We've tried packing our gear in both hard and soft bags and find soft to work out better. We used to use large hardsided luggage with wheels but moved to heavy duty wheeled duffles with just a hard bottom that wrapped up around the wheel end a bit.

When the hardsided luggage was stuffed with gear, occasionally not quite dry, it tended to deteriorate and got much more beat up by baggage handling (broken wheels, cracks, smashed corners, never mind the gorilla-type ads. The company actually fixed or replaced the bags for us a couple times but that got old.)

I got duffles for our first liveaboard where hard sided bags are a storage problem. But they have other advantages. They should be cheaper. A soft bag weighs less than hard, which is a good thing because of weight restrictions on some flights. You might assume that hard sided offers more protection, but I carry on reg/mask/computer and have never had trouble with everything else in a carefully packed duffle. They were pretty inexpensive on sale at a sporting goods store and they've worked great for years. We just made sure to get ones where the fins can lie flat on the bottom.
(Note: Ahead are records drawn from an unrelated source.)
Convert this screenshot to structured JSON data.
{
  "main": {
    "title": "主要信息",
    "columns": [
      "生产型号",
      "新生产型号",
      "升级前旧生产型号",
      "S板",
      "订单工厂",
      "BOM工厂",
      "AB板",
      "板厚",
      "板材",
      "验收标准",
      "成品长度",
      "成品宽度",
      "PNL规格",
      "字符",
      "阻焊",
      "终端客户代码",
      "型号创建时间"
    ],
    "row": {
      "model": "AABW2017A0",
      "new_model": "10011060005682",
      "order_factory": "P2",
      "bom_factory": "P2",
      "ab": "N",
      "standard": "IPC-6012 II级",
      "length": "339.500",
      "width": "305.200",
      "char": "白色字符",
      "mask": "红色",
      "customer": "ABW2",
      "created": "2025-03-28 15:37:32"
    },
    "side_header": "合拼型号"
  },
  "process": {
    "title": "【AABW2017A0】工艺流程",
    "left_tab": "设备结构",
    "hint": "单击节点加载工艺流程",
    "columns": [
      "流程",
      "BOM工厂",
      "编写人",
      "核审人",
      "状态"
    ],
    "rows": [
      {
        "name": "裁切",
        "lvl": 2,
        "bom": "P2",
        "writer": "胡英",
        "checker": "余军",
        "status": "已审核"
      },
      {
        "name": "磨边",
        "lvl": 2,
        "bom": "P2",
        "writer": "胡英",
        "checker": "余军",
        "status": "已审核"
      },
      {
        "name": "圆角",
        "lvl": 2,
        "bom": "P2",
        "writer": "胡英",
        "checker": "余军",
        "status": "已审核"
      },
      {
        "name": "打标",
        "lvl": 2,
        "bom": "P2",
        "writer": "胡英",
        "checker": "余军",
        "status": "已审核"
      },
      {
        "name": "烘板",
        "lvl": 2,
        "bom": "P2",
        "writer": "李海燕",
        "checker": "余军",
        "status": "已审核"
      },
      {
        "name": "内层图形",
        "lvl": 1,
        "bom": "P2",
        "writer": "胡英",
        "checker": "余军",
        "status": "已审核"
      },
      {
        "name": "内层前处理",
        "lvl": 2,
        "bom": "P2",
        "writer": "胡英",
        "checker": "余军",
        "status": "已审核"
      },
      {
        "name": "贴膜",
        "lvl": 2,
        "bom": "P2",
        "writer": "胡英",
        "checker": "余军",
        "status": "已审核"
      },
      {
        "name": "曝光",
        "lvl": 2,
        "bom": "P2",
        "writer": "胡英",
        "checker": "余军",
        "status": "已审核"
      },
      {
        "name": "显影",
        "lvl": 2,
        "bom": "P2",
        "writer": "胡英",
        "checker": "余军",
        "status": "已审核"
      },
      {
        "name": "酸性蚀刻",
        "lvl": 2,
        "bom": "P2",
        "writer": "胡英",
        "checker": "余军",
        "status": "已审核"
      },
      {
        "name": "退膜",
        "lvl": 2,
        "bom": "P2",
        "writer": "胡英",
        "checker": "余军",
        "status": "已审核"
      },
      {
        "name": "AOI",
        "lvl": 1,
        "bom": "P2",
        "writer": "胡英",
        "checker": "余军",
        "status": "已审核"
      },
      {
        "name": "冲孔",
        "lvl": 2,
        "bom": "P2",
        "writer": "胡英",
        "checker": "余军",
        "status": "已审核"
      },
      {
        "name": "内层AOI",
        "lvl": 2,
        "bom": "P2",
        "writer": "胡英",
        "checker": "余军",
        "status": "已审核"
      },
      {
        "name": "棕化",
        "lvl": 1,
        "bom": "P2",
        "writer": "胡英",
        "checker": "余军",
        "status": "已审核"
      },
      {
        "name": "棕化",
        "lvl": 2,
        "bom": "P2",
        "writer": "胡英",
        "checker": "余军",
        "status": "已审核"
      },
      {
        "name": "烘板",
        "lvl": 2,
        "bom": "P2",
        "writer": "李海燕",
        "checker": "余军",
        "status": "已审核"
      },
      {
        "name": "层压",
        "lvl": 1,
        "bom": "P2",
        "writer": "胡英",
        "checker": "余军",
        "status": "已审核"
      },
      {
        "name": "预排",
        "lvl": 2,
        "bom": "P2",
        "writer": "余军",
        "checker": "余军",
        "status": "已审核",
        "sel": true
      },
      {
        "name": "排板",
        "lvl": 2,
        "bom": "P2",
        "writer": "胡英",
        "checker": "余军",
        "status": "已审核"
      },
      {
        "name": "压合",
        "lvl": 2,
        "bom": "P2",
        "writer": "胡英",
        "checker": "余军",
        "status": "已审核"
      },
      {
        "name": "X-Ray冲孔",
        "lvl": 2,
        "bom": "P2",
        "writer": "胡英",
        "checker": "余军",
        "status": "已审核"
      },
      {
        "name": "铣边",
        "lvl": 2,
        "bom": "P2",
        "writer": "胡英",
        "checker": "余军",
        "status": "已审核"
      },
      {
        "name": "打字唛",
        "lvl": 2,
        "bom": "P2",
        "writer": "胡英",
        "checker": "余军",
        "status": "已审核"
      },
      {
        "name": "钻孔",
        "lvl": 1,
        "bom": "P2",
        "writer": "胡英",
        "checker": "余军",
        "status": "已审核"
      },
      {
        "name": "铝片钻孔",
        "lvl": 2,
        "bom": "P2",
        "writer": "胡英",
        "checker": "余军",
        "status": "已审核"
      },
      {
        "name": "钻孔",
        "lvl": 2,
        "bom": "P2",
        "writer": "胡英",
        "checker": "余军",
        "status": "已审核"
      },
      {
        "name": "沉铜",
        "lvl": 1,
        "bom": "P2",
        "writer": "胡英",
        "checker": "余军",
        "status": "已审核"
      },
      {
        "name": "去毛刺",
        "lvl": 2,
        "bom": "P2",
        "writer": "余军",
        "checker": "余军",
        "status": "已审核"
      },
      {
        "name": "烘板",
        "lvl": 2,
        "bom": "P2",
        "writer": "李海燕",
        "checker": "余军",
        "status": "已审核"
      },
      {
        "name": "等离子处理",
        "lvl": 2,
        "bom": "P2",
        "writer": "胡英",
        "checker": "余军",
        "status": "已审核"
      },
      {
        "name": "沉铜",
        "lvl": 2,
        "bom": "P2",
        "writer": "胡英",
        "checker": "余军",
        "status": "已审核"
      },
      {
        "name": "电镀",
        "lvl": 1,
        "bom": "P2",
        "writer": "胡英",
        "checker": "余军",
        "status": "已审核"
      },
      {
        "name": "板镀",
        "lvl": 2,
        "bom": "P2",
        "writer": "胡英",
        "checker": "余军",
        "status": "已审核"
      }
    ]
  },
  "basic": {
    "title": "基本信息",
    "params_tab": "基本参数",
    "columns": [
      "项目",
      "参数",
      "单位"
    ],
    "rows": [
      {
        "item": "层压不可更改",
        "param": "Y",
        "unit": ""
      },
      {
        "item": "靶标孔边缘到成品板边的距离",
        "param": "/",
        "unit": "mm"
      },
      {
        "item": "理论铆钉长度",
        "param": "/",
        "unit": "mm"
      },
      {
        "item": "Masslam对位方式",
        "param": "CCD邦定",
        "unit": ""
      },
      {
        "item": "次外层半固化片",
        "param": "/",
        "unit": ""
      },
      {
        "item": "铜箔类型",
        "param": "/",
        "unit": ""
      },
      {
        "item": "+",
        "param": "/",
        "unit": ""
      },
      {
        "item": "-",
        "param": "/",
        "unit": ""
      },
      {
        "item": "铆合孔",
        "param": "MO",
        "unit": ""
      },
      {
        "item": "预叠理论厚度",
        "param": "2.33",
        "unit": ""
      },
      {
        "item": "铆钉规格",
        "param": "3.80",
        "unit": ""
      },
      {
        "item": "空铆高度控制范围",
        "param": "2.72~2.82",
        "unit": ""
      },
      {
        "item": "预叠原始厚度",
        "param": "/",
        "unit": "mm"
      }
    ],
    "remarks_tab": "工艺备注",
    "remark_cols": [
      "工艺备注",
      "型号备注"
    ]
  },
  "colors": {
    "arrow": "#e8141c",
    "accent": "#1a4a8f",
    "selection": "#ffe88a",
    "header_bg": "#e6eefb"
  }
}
We use luggage straps on either kind. It's a minor pain if bags are searched but worth it. For the duffles I find it helps prevent shifting and makes them easier to manage when traveling. For hardsided, we used them because we were always afraid one would pop open.

A lightweight mesh bag to use at your destination is very useful and doesn't have to cost much. You can find a variety that are sturdy enough but don't take too much space to pack.
 
I came over here to ask this exact question! I enjoyed reading through the posts. They were very helpful.

On my last three dives, the rental equipment had significant air leaks. (Twice, around where the hose is attached to the BC.) The divemaster didn't seem concerned, but it irked me that I not only lost bottom time, but my Dive Buddy as well. It also made me really want my own gear, in spite of the hassel of carting it around.

L2
 
Wow! Some wonderful ideas. I guess I know what everyone in my family is getting for Christmas.

RJen; LDS definitely means something different out here. Keep working on getting your wife in the water, you may want try warm and exotic to get her there. My SO was slow to get involved for similar reasons but is now dive crazy. It makes for wonderful times together.

Thanks again to everyone.

SterlingDiver
 
rjens once bubbled...
paulwlee, I have it narrowed down to either a Princeton Tec "Surge" or an IkeLite PCa Lite. From the threads I have seen they are both good bright lights. Do you have a preference?

RJ

I've never used a Surge, but from what I could see while playing with it at the dive store, seems like a nice solid light. Another small light that can be used for the same purpose would be a Princeton Tec Tec40. It takes 4 AA batteries, so I think it's a little less brighter, but plenty for looking in holes.

I have a Ikelite PCa Lite, Princeton Tec Tec40, UK Q40(?) for small lights. They are all great lights. The PCa Lite in particular, I've been using for 9 years, and it's been working great. You can use these small lights as backup lights, too, if you do night diving.

I think you should visit the dive store and play with what they have, to develop a personal preference. One thing I think is important for a 'nook-and-crannie' light, is that you should have some way of keeping it out of the way when not in use. Small/slim enough to unobtrusively fit in the BC pocket (with a lanyard or something to prevent loss) or banded to the webbing, etc. Carrying it in your hand or dangling it from the BC is a bad idea, as it will always get in the way and get banged up, not to mention the fact that it's much easier for you to lose it that way.